This classic Italian dish is just the thing if you're craving something that's healthy, creamy, and easy. The cauliflower alfredo sauce is rich, thick, and decadent – basicly everything an alfredo sauce should be. Plus, this recipe is fat-free so you can eat it all the time!
Cauliflower Fettuccine Alfredo [Vegan, Gluten-Free]
- 1/2 head cauliflower
- 2 cloves garlic
- 3/4 cup non-dairy milk
- 1-2 tablespoons lime juice
- 1/4 cup nutritional yeast
- 1/4 teaspoon garlic
- 1/4 teaspoon onion
- Broccoli (optional)
- Mushrooms (optional)
- Pasta of your choice (gluten-free, grain-free, etc...)
- Chop half a cauliflower then boil or steam it.
- Saut 1 or 2 chopped garlic cloves with oil (skip this step if you’re avoiding fat).

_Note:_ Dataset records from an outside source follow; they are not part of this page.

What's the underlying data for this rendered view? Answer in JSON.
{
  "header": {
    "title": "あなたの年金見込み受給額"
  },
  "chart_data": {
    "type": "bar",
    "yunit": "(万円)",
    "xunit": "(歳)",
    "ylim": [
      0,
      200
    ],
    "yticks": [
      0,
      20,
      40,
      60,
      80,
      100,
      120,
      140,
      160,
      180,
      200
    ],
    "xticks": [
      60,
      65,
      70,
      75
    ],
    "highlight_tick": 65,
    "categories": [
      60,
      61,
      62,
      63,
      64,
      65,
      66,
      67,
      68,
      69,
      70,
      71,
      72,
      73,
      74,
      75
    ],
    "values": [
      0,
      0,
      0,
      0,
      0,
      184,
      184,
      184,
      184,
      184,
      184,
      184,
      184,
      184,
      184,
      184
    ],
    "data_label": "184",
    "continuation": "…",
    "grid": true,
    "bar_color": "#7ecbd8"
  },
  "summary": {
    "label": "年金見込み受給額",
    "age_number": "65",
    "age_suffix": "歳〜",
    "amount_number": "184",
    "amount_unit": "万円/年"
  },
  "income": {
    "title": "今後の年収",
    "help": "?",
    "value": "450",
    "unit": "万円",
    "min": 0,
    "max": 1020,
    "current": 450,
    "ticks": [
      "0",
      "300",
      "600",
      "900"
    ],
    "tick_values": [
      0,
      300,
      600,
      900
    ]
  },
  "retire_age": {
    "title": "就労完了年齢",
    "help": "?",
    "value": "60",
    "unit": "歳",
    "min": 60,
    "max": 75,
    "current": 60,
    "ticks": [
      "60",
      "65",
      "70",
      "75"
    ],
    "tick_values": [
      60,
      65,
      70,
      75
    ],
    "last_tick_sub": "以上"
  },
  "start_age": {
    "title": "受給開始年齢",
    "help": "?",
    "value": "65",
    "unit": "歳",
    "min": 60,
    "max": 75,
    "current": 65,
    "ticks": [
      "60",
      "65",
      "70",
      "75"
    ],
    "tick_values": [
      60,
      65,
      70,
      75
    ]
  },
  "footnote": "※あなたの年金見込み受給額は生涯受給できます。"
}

- Once soft drain and blend with either water or non-dairy milk (3/4 cup-1 1/2cups, add slowly).
- Add the lime juice, salt, nutritional yeast, garlic powder, onion powder, and your sautéed garlic.
- Blend it until the mixture is smooth.
- Cook some vegetables. and/or go straight to cooking pasta.
- If you are using broccoli and mushrooms, lightly sautée them in a pan and use them to top the pasta.
- Mix some sauce and pasta and garnish it with black pepper and chopped parsley.